02 May 2012

Midterm exam questions

Hi class:

Choose one of the three questions below to answer. Answers should run roughly between 1500 and 2000 words. Please email them to me no later than Friday at noon. Draw from the texts cited. Thanks all.

1. In "The Journalist and the Murderer," Janet Malcolm, a high-end magazine journalist, directly and indirectly expresses strong opinions on all sorts of things, a traditional journalism no-no. Do you think she nevertheless has produced a work of solid investigative journalism? Do you feel confident in her version of events and interpretations? If yes, why? If no, why not? In your opinion, what can would-be journalists take not from the work of Joe McGinniss that is criticized in "The Journalist and the Murderer" but from the work done by Malcolm in reporting and writing her book?

 2. "The Journalist and the Murderer" centers around a betrayal. Journalist Joe McGinniss strung along murderer Jeffrey MacDonald, pretending to be his friend and to believe in his innocence in order to collect material for a book in which he had decided to depict MacDonald as a psychopath. According to Janet Malcolm, the author of "The Journalist and the Murderer," that betrayal was just one of a series of betrayals and other failings made by McGinniss as he was reporting and writing his book.

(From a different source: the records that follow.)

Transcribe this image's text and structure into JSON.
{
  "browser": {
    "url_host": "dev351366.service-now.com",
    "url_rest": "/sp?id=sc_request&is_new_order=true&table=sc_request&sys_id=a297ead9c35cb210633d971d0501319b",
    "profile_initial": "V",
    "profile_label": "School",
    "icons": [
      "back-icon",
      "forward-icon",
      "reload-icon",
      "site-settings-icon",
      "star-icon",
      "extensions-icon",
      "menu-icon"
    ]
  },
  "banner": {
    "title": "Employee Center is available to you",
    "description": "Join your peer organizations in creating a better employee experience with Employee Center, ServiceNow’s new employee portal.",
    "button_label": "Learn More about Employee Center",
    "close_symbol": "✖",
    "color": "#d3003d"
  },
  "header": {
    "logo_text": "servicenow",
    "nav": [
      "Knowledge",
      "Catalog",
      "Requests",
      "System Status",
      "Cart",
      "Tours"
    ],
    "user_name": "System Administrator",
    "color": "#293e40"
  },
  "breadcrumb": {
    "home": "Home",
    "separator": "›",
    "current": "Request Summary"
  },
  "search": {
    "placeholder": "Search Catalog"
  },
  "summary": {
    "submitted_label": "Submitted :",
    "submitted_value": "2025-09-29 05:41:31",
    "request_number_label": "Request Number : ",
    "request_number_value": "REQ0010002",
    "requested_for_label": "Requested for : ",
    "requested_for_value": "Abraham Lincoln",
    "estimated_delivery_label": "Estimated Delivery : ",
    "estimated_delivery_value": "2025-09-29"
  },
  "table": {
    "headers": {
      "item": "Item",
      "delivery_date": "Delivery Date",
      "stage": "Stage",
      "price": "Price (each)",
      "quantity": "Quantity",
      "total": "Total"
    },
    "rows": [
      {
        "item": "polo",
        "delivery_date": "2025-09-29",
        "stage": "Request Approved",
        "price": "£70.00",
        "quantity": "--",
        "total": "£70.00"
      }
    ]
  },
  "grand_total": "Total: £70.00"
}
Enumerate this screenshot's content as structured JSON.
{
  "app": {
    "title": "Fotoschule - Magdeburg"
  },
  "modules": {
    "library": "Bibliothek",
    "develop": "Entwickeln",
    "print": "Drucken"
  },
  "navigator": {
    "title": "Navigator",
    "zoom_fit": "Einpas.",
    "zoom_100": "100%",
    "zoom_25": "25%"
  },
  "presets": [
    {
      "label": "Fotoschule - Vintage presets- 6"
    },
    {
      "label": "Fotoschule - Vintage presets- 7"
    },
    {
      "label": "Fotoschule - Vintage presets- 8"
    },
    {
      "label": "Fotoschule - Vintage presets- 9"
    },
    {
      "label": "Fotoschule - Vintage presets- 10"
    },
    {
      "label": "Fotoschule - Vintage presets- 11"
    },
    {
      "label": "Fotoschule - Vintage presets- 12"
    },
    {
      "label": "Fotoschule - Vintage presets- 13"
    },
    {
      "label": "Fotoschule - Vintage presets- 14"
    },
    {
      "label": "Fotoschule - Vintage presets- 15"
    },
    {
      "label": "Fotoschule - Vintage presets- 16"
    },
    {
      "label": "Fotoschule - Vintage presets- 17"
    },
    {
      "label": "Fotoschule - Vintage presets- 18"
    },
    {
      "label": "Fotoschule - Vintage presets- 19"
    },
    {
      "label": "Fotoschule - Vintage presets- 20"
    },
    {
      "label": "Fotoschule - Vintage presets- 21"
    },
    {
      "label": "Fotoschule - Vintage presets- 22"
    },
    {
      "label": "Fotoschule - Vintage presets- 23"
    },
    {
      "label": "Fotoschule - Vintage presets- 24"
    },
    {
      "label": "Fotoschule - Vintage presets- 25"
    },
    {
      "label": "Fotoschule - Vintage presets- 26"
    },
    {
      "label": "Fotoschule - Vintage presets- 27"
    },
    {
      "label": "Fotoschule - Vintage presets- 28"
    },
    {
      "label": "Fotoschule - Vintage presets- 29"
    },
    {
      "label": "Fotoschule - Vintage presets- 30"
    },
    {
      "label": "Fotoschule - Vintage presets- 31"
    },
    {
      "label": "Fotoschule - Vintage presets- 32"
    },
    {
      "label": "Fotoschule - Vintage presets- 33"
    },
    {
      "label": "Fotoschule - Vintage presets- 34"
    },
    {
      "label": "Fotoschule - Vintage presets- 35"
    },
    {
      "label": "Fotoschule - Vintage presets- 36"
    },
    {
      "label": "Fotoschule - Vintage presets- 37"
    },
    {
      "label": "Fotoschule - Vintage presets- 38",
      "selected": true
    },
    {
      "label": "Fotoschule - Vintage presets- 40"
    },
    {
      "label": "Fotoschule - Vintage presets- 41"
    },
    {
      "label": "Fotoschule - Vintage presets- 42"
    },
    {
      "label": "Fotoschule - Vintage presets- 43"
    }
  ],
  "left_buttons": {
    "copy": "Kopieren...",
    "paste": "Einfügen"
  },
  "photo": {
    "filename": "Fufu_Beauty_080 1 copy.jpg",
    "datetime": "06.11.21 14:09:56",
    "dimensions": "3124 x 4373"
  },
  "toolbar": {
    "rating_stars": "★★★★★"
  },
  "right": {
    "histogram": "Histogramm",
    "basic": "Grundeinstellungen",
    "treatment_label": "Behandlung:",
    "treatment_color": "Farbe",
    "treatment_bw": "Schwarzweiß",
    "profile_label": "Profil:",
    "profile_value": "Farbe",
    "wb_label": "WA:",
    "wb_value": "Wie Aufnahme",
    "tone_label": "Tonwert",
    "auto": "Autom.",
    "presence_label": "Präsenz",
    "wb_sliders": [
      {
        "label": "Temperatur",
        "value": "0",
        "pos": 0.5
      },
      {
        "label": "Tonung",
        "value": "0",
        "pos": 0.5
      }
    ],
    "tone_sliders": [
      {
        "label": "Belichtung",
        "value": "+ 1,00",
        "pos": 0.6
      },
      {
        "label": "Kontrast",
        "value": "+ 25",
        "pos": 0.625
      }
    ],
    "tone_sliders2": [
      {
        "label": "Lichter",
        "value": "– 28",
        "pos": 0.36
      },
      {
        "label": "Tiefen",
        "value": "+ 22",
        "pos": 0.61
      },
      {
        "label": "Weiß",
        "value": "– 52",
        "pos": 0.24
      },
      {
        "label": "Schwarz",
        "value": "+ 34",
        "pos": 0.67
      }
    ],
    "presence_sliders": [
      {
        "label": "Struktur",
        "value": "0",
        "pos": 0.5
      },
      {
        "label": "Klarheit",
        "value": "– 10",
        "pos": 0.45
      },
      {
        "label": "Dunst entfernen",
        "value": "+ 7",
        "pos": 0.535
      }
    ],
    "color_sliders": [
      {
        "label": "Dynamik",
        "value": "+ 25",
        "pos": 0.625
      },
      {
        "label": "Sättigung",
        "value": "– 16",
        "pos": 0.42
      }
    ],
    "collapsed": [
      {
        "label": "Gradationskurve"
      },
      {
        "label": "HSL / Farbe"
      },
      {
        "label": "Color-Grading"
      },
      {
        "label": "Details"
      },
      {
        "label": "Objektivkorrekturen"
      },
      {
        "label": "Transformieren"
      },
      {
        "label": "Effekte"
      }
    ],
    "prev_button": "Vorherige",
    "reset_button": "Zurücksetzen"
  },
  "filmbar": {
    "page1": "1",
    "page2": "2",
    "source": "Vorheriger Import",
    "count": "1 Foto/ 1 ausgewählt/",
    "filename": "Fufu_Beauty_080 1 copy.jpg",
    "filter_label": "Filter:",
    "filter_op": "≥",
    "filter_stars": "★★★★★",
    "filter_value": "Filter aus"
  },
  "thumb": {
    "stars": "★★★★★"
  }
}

What are some of these other betrayals and failings McGinniss is guilty of, according to Malcolm, and what do you think is the main related lesson Malcolm's book offers to students in a beginning news-writing course?

3. Based on our reading, describe the "view from nowhere"? How does it relate to a book like "The Journalist and the Murderer" by Janet Malcolm? If the view from nowhere, as news-media analyst Jay Rosen suggests, is a bad solution designed to address a legitimate concern for journalists, what new solution(s) might journalists apply in its place?